Single-cell RNA-seq data contains oligonucleotide barcodes to uniquely identify each multiplexed sample, each single cell, and each individual molecule. Can we check which barcodes are present in a given FASTQ file? Maybe we can guess which 10x sample index was used during library preparation?

An example cellranger output folder#

Suppose we ran cellranger mkfastq to generate an output folder like this:

$ ls mydata/data_output/210804_SL-NVF_0123_AHF5K3DSXY_fastqs/fastq_path

HF5K3DSXY/
Reports/
Stats/
Undetermined_S0_L001_I1_001.fastq.gz
Undetermined_S0_L001_R1_001.fastq.gz
Undetermined_S0_L001_R2_001.fastq.gz
Undetermined_S0_L002_I1_001.fastq.gz
Undetermined_S0_L002_R1_001.fastq.gz
Undetermined_S0_L002_R2_001.fastq.gz
Undetermined_S0_L003_I1_001.fastq.gz
Undetermined_S0_L003_R1_001.fastq.gz
Undetermined_S0_L003_R2_001.fastq.gz
Undetermined_S0_L004_I1_001.fastq.gz
Undetermined_S0_L004_R1_001.fastq.gz
Undetermined_S0_L004_R2_001.fastq.gz

Inside HF5K3DSXY/ we will find one folder for each sample of demultiplexed data:

$ ls HF5K3DSXY

batch1
batch2
batch3
batch4

Inside HF5K3DSXY/batch1 we will find the FASTQ files for that sample:

$ ls HF5K3DSXY/batch1

batch1_S1_L001_I1_001.fastq.gz
batch1_S1_L001_R1_001.fastq.gz
batch1_S1_L001_R2_001.fastq.gz
batch1_S1_L002_I1_001.fastq.gz
batch1_S1_L002_R1_001.fastq.gz
batch1_S1_L002_R2_001.fastq.gz
batch1_S1_L003_I1_001.fastq.gz
batch1_S1_L003_R1_001.fastq.gz
batch1_S1_L003_R2_001.fastq.gz
batch1_S1_L004_I1_001.fastq.gz
batch1_S1_L004_R1_001.fastq.gz
batch1_S1_L004_R2_001.fastq.gz

If we suspect that these FASTQ files are a bit smaller than they should be, then we may want to consider the possibility that we ran cellranger with the wrong sample index barcodes.

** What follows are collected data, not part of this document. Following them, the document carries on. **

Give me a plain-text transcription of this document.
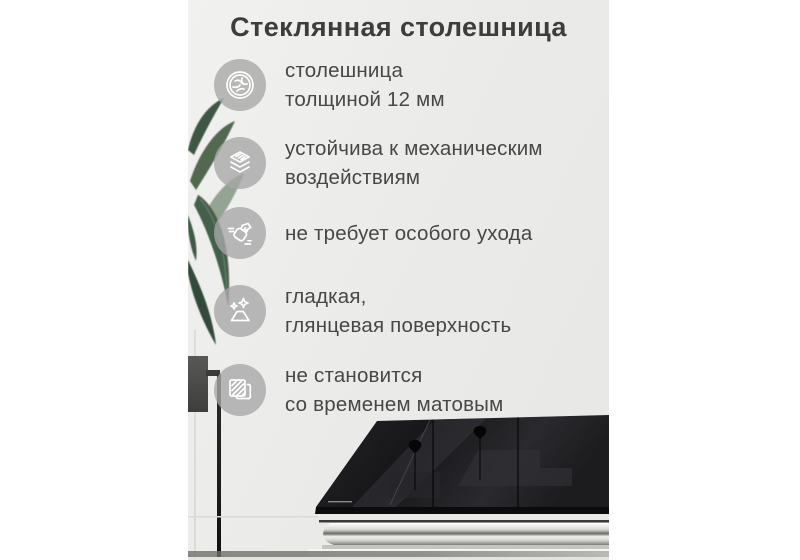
Стеклянная столешница
столешница
толщиной 12 мм
устойчива к механическим
воздействиям
не требует особого ухода
гладкая,
глянцевая поверхность
не становится
со временем матовым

If we ran cellranger with a sample sheet that contained the wrong barcodes, then the reads that did not match the barcodes will have been saved into the Undetermined_*.fastq.gz files.

Let’s have a look at one of them:

$ gzip -cd Undetermined_S0_L001_I1_001.fastq.gz | head

@A00442:381:HF5K3DSXY:1:1101:2239:1016 1:N:0:NGGGGGGG
NGGGGGGG
+
#FFF:F:F
@A00442:381:HF5K3DSXY:1:1101:2709:1016 1:N:0:NGGGGGGG
NGGGGGGG
+
#FFFFFFF
@A00442:381:HF5K3DSXY:1:1101:3902:1016 1:N:0:NTAAGGTA
NTAAGGTA

The last colon-delimited entry in each line has the sample barcode (e.g., NGGGGGGG, NTAAGGTA).

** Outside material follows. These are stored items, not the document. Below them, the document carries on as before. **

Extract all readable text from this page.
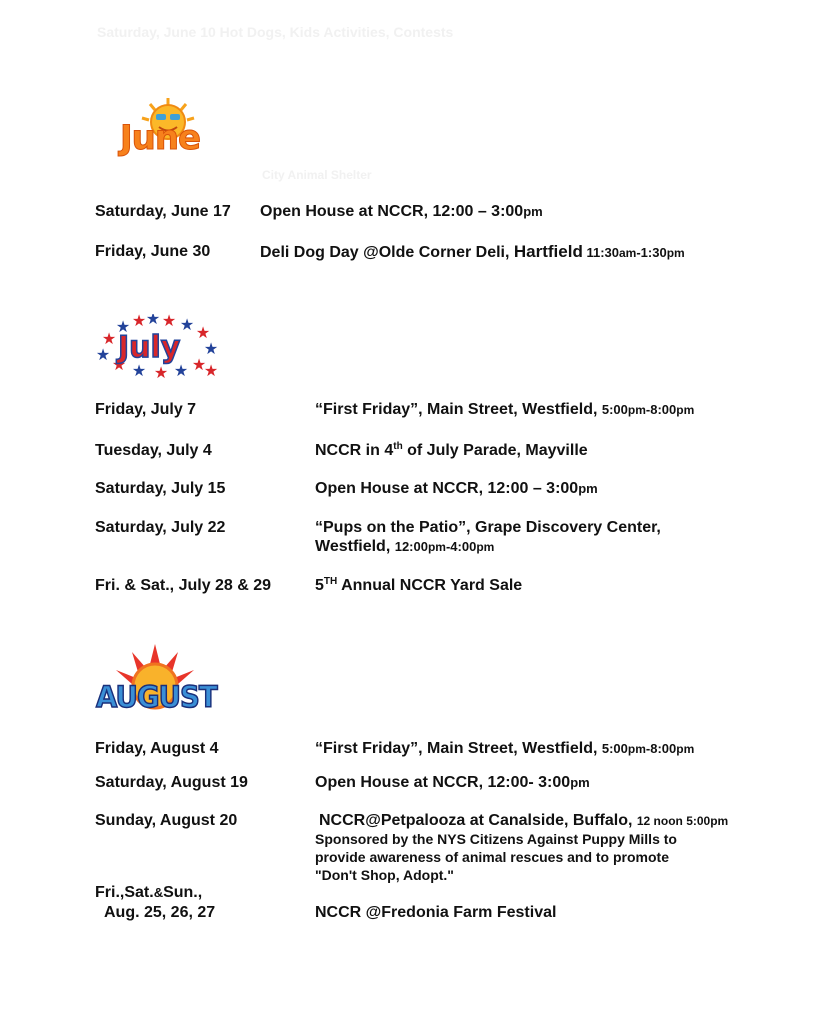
Saturday, June 10 Hot Dogs, Kids Activities, Contests
City Animal Shelter
June
Saturday, June 17 Open House at NCCR, 12:00 – 3:00pm
Friday, June 30	Deli Dog Day @Olde Corner Deli, Hartfield 11:30am-1:30pm
★
★ ★ ★ ★ ★ ★
★
★
★
★
★
★
★
★
July
Friday, July 7	“First Friday”, Main Street, Westfield, 5:00pm-8:00pm
Tuesday, July 4	NCCR in 4th of July Parade, Mayville
Saturday, July 15	Open House at NCCR, 12:00 – 3:00pm
Saturday, July 22	“Pups on the Patio”, Grape Discovery Center,
Westfield, 12:00pm-4:00pm
Fri. & Sat., July 28 & 29	5TH Annual NCCR Yard Sale
AUGUST
Friday, August 4	“First Friday”, Main Street, Westfield, 5:00pm-8:00pm
Saturday, August 19	Open House at NCCR, 12:00- 3:00pm
Sunday, August 20	NCCR@Petpalooza at Canalside, Buffalo, 12 noon 5:00pm
Sponsored by the NYS Citizens Against Puppy Mills to
provide awareness of animal rescues and to promote
"Don't Shop, Adopt."
Fri.,Sat.&Sun.,
Aug. 25, 26, 27	NCCR @Fredonia Farm Festival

To learn more about the FASTQ file formats, read the bcl2fastq documention.

Count sample barcodes in a FASTQ file#

Here’s one way to count the abundance of each barcode and list the top 10 most abundant barcodes:

$ gzip -cd Undetermined_S0_L001_I1_001.fastq.gz \
 | grep '^@' | cut -d: -f10 | sort | uniq -c | sort -k1rn | head -n10

35643135 GCGTACAC
31411951 ATTGCGTG
26271617 CGACTTGA
22104605 TACAGACT
6264332 AGGATCGA
5934908 CACGATTC
5873602 TCTCGACT
5714926 GTATCGAG
1774897 GGGGGGGG
184548 TGCGAACT

Each of the top 4 barcodes have 22-35M reads, and the 5th one has just 6M reads.

If we look for the top 4 barcodes in the index files from 10x Genomics, here’s what we find:

# Single_Index_Kit_T_Set_A.csv
SI-GA-C5,CGACTTGA,TACAGACT,ATTGCGTG,GCGTACAC

Conclusions#

• Since all four of the most abundant barcodes from the FASTQ file match with the SI-GA-C5 sequences, we might conclude that SI-GA-C5 is the correct barcode to use for this data.

• Since we have a large number (22-35M) of reads in the Undetermined_*.fastq.gz files, it is likely that our sample sheet was wrong when we ran cellranger mkfastq. We should re-run with a corrected sample sheet.